Electron Probe Microanalysis

A finely-aggregated electron beam is an incident on the surface to excite characteristic X-rays of the element, and the wavelength of X-ray is analyzed to determine the type of element in the sample (qualitative analysis); analyze the intensity of X-rays and calculate the amount of corresponding elements in the sample (quantitative analysis). Electron probe analysis has three basic modes of operation. Point analysis is used for full-spectrum qualitative analysis or quantitative analysis of selected points. Line analysis is used to display the concentration change of elements along the selected line. Surface analysis is used to observe elements concentration distribution in the selected microdomain.

Through the combination of the electron probe with scanning electron microscopy and transmission electron microscopy, researchers can analyze the chemical composition of the microdomain while imaging the microstructure of the microdomain.

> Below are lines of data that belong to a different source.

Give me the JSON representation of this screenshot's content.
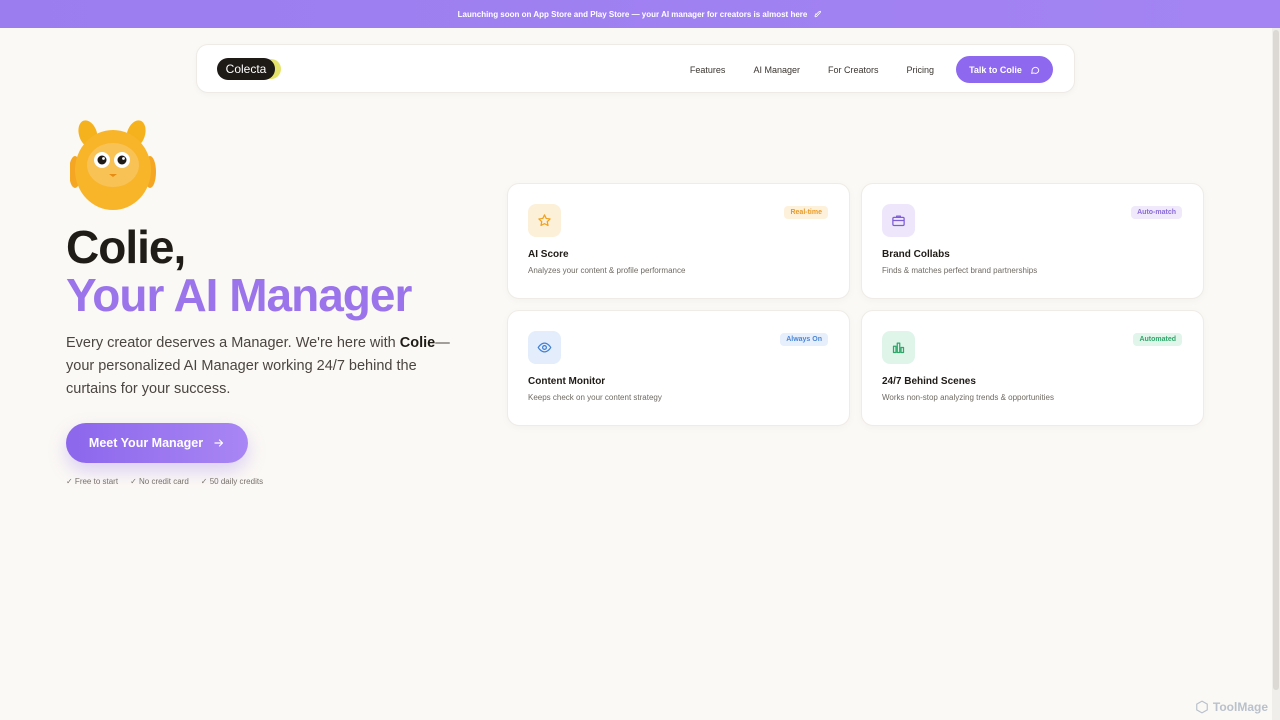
{
  "announcement": {
    "text": "Launching soon on App Store and Play Store — your AI manager for creators is almost here",
    "icon": "rocket-icon"
  },
  "nav": {
    "logo": "Colecta",
    "links": [
      "Features",
      "AI Manager",
      "For Creators",
      "Pricing"
    ],
    "cta": "Talk to Colie"
  },
  "hero": {
    "title_line1": "Colie,",
    "title_line2": "Your AI Manager",
    "desc_pre": "Every creator deserves a Manager. We're here with ",
    "desc_bold": "Colie",
    "desc_post": "—your personalized AI Manager working 24/7 behind the curtains for your success.",
    "cta": "Meet Your Manager",
    "perks": [
      "✓ Free to start",
      "✓ No credit card",
      "✓ 50 daily credits"
    ]
  },
  "cards": [
    {
      "title": "AI Score",
      "subtitle": "Analyzes your content & profile performance",
      "badge": "Real-time",
      "icon": "star-icon"
    },
    {
      "title": "Brand Collabs",
      "subtitle": "Finds & matches perfect brand partnerships",
      "badge": "Auto-match",
      "icon": "briefcase-icon"
    },
    {
      "title": "Content Monitor",
      "subtitle": "Keeps check on your content strategy",
      "badge": "Always On",
      "icon": "eye-icon"
    },
    {
      "title": "24/7 Behind Scenes",
      "subtitle": "Works non-stop analyzing trends & opportunities",
      "badge": "Automated",
      "icon": "bar-chart-icon"
    }
  ],
  "colors": {
    "accent": "#8e68ee",
    "background": "#fbf9f5",
    "badge_realtime": "#f2a33a",
    "badge_automatch": "#8a6bd8",
    "badge_alwayson": "#4a86d6",
    "badge_automated": "#2fa66a"
  },
  "watermark": "ToolMage"
}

X-ray diffractometry (XRD)

X-rays are electromagnetic waves of very high frequency. X-ray diffraction, as electromagnetic waves, is projected into the crystal and scattered by atoms inside the crystal. The atoms are periodically arranged. There is a fixed phase relationship between the scattered spherical waves. The spherical waves in some scattering directions get reinforced and get cancelled in some other directions, so that diffraction occurs.

The arrangement of atoms inside each crystal is unique, so the corresponding diffraction pattern is unique, similar to human fingerprints, so this technique can be used for phase analysis. Among them, the distribution of diffraction lines in the diffraction pattern is determined by the size, shape and orientation of the unit cell, and the intensity of the diffraction line is determined by the type of atoms and their position in the unit cell.

The main applications of XRD technology are as follows: Phase identification or quantitative analysis of the crystal structure, crystal perfection, crystalline or amorphous state; Precise determination of the lattice parameters can be used to study the thermal expansion coefficient of the substance, the type and composition of the solid solution, solid phase solubility curve, macroscopic stress, analysis of chemical heat treatment layer, supersaturated solid solution decomposition process, etc.